Unsupervised algorithms are commonly used to find the "structure" of a dataset, to discover where are the different groups and separate them. They tell you which data points have the same behavior.

Pros

  • Efficient
  • Simple

Cons

  • Sensitive to outliers
  • Output depends on the initial state, so it may not find the same results every time

Let's see how it finds groups in data. Our goal is to apply k-means to this randomly generated dataset :

We will proceed step by step, and follow the algorithm.

Centroids

As its name implies, k-Means Clustering works by finding where data clusters. Centroids are where the algorithm thinks the center of each cluster is.

When it begins every centroids are initialized to a random position, which gives us something like this :

Wait a second. How does it knows how many cluster to look for ?

Well, the k in the name doesn't have the same meaning as in k-Nearest Neighbors. It's still a parameter, but here it refers to the number of cluster. To find its optimal value, a good option is to look at the mean distance between data points and their centroid, across different values of k. You need to find the "elbow point", the value of k where the decreasing curve becomes almost flat. For our example, this is what we get :

3 is probably the best value for k in this example.

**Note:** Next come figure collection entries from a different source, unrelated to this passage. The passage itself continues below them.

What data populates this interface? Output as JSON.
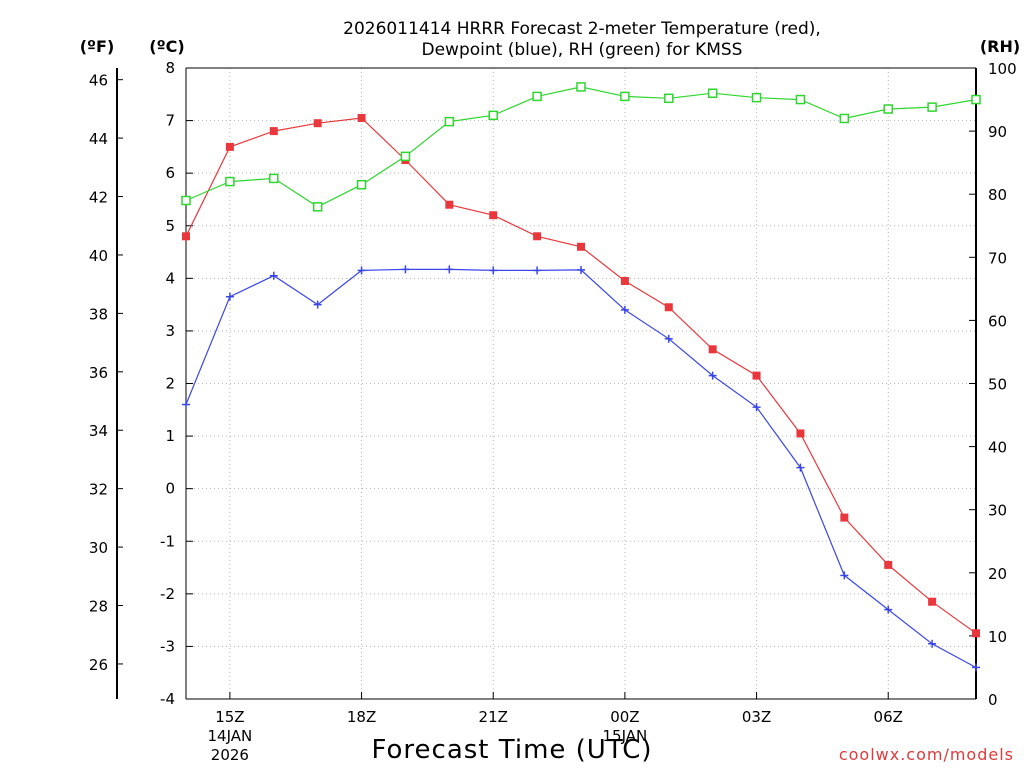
{
  "chart_data": {
    "type": "line",
    "title_line1": "2026011414 HRRR Forecast 2-meter Temperature (red),",
    "title_line2": "Dewpoint (blue), RH (green) for KMSS",
    "xlabel": "Forecast Time (UTC)",
    "credit": "coolwx.com/models",
    "left_outer_axis": {
      "label": "(ºF)",
      "ticks": [
        "26",
        "28",
        "30",
        "32",
        "34",
        "36",
        "38",
        "40",
        "42",
        "44",
        "46"
      ],
      "range": [
        24.8,
        46.4
      ]
    },
    "left_inner_axis": {
      "label": "(ºC)",
      "ticks": [
        "-4",
        "-3",
        "-2",
        "-1",
        "0",
        "1",
        "2",
        "3",
        "4",
        "5",
        "6",
        "7",
        "8"
      ],
      "range": [
        -4.0,
        8.0
      ]
    },
    "right_axis": {
      "label": "(RH)",
      "ticks": [
        "0",
        "10",
        "20",
        "30",
        "40",
        "50",
        "60",
        "70",
        "80",
        "90",
        "100"
      ],
      "range": [
        0,
        100
      ]
    },
    "x_ticks": [
      {
        "hour": 15,
        "label": "15Z",
        "sub1": "14JAN",
        "sub2": "2026"
      },
      {
        "hour": 18,
        "label": "18Z",
        "sub1": "",
        "sub2": ""
      },
      {
        "hour": 21,
        "label": "21Z",
        "sub1": "",
        "sub2": ""
      },
      {
        "hour": 24,
        "label": "00Z",
        "sub1": "15JAN",
        "sub2": ""
      },
      {
        "hour": 27,
        "label": "03Z",
        "sub1": "",
        "sub2": ""
      },
      {
        "hour": 30,
        "label": "06Z",
        "sub1": "",
        "sub2": ""
      }
    ],
    "x_range": [
      14,
      32
    ],
    "x": [
      14,
      15,
      16,
      17,
      18,
      19,
      20,
      21,
      22,
      23,
      24,
      25,
      26,
      27,
      28,
      29,
      30,
      31,
      32
    ],
    "series": [
      {
        "name": "Temperature",
        "units": "ºC",
        "color": "#e8383d",
        "marker": "filled-square",
        "values": [
          4.8,
          6.5,
          6.8,
          6.95,
          7.05,
          6.25,
          5.4,
          5.2,
          4.8,
          4.6,
          3.95,
          3.45,
          2.65,
          2.15,
          1.05,
          -0.55,
          -1.45,
          -2.15,
          -2.75
        ]
      },
      {
        "name": "Dewpoint",
        "units": "ºC",
        "color": "#3a46e8",
        "marker": "plus",
        "values": [
          1.6,
          3.65,
          4.05,
          3.5,
          4.15,
          4.17,
          4.17,
          4.15,
          4.15,
          4.16,
          3.4,
          2.85,
          2.15,
          1.55,
          0.4,
          -1.65,
          -2.3,
          -2.95,
          -3.4
        ]
      },
      {
        "name": "RH",
        "units": "%",
        "color": "#2fd62f",
        "marker": "open-square",
        "values": [
          79,
          82,
          82.5,
          78,
          81.5,
          86,
          91.5,
          92.5,
          95.5,
          97,
          95.5,
          95.2,
          96,
          95.3,
          95,
          92,
          93.5,
          93.8,
          95
        ]
      }
    ]
  }
}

Separating data points between centroids

Now that our centroids are positioned (randomly), we need to separate all the data between them. That's a piece of cake, each data points groups with the closest centroid.

We've already seen it in the last ML Made Simple, but to evaluate a distance, an algorithm needs a distance function, like the Pythagorean theorem (Euclidean distance) :

$$d(A,B) = \sqrt{\sum_{i=1}^{n} (A_i-B_i)^2}$$

K-Means will compute the 3 distances — because k = 3 — between a data point and the centroids, and chooses the closest one. Repeat that for every points and you get this :

Moving the centroids

Here comes the real "learning" part, it's time to find those clusters ! Actually, it's as easy as the last steps. The algorithm compute the average data points position of each groups, and move their centroid there.

That's way more close !

Repeat

We got everything we need, the algorithm just need to repeat the process :

  • Separate data points
  • Move the centroids

And magic happens :

After only 5 iterations, k-means found the clusters !